Il résulte de l’instruction que l’administration a retenu, comme terme de comparaison, le local-type n° 454 correspondant à un local commercial de catégorie MAG4, situé dans le centre commercial René Coty de la commune du Havre, construit en 1999 et d’une surface de 684 m². Si les locaux considérés présentent des surfaces plus importantes, de 2 041 m², 2 332 m² et 2 416 m², cette circonstance ne fait pas obstacle à l’utilisation de ce terme de comparaison, dès lors qu’il présente avec ces derniers une affectation, une situation géographique et un ensemble de caractéristiques similaires. Il s’ensuit que le choix du local-type n° 454 doit être regardé comme cohérent et justifié.
En second lieu, aux termes de l’article 324 AA de l’annexe III du code général des impôts : « La valeur locative cadastrale des biens loués à des conditions anormales ou occupés par leur propriétaire, occupés par un tiers à un titre autre que celui de locataire, vacants ou concédés à titre gratuit est obtenue en appliquant aux données relatives à leur consistance – telles que superficie réelle, nombre d’éléments – les valeurs unitaires arrêtées pour le type de la catégorie correspondante. Cette valeur est ensuite ajustée pour tenir compte des différences qui peuvent exister entre le type considéré et l’immeuble à évaluer, notamment du point de vue de la situation, de la nature de la construction, de son état d’entretien, de son aménagement, ainsi que de l’importance plus ou moins grande de ses dépendances bâties et non bâties si ces éléments n’ont pas été pris en considération lors de l’appréciation de la consistance. »
La majoration de 10 % appliquée sur l’ancien local-type retenu, en raison d’une différence de situation avec les locaux en litige et contestée par la société requérante, n’a plus lieu d’être dès lors que le local-type désormais retenu se situe dans le même centre commercial de la même commune. C’est donc à bon droit que l’administration a procédé à sa suppression.

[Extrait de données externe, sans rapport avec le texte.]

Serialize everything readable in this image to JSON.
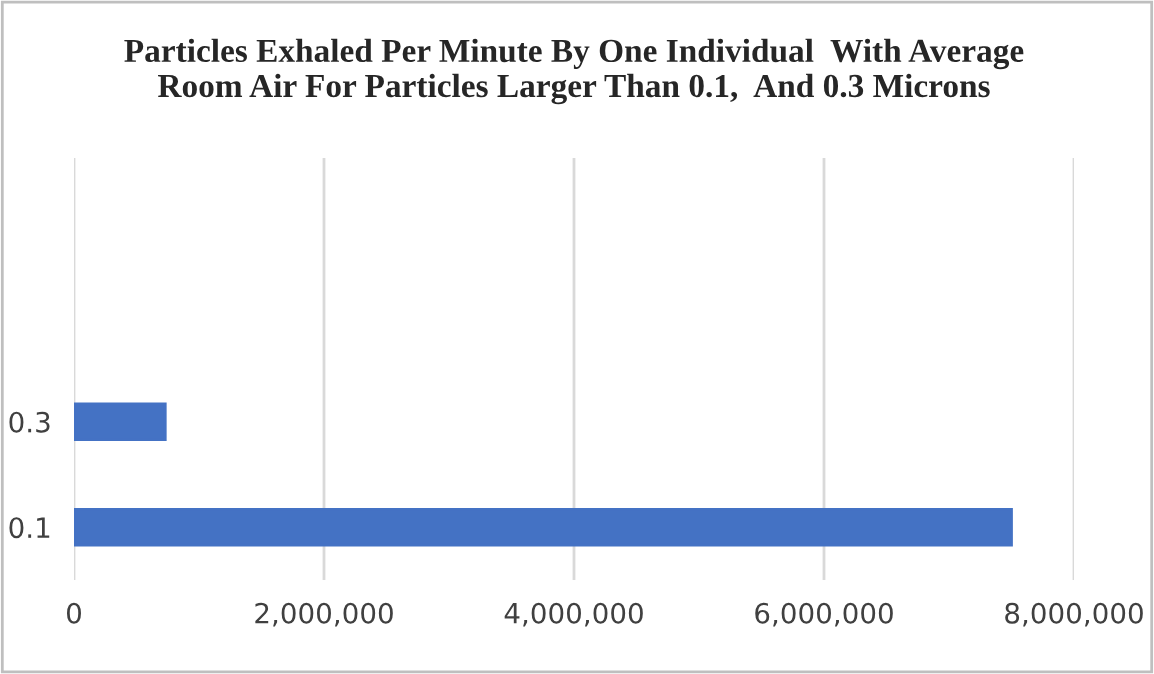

Si la différence de superficie, même significative, entre le local-type et les immeubles à évaluer ne fait pas, à elle seule, obstacle à ce que ce local-type soit valablement retenu comme terme de comparaison, la valeur locative doit toutefois être ajustée afin de tenir compte de cette différence. Les locaux considérés ont une superficie de 2 041 m², 2 332 m² et 2 416 m2 tandis que le local-type présente une superficie de 684 m2. Compte tenu de cette différence, c’est à bon droit que l’administration a, au cas d’espèce, appliqué un abattement de 20 % sur le tarif unitaire du local-type de référence.
Il résulte de tout ce qui précède que la SNC Le Havre Vauban n’est pas fondée à demander la réduction des cotisations de taxe foncière sur les propriétés bâties à laquelle elle a été assujettie au titre des années 2021 et 2022 dans la commune du Havre. Par voie de conséquence, ses conclusions présentées au titre des frais liés à l’instance et, en tout état de cause, en l’absence de litige né et actuel avec le comptable public, celles tendant au remboursement des intérêts moratoires prévus par l’article L. 208 du livre des procédures fiscales doivent être rejetées.
D E C I D E :
Article 1er : La requête de la SNC Le Havre Vauban est rejetée.
Article 2 : Le présent jugement sera notifié à la société en nom collectif Le Havre Vauban et au directeur régional des finances publiques de Normandie.
Rendu public par mise à disposition au greffe le 19 décembre 2025.
Le magistrat désigné,
signé
P. A…
Le greffier,
signé
N. BOULAY
La République mande et ordonne au directeur régional des finances publiques de Normandie en ce qui le concerne et à tous commissaires de justice à ce requis en ce qui concerne les voies de droit commun, contre les parties privées, de pourvoir à l’exécution de la présente décision.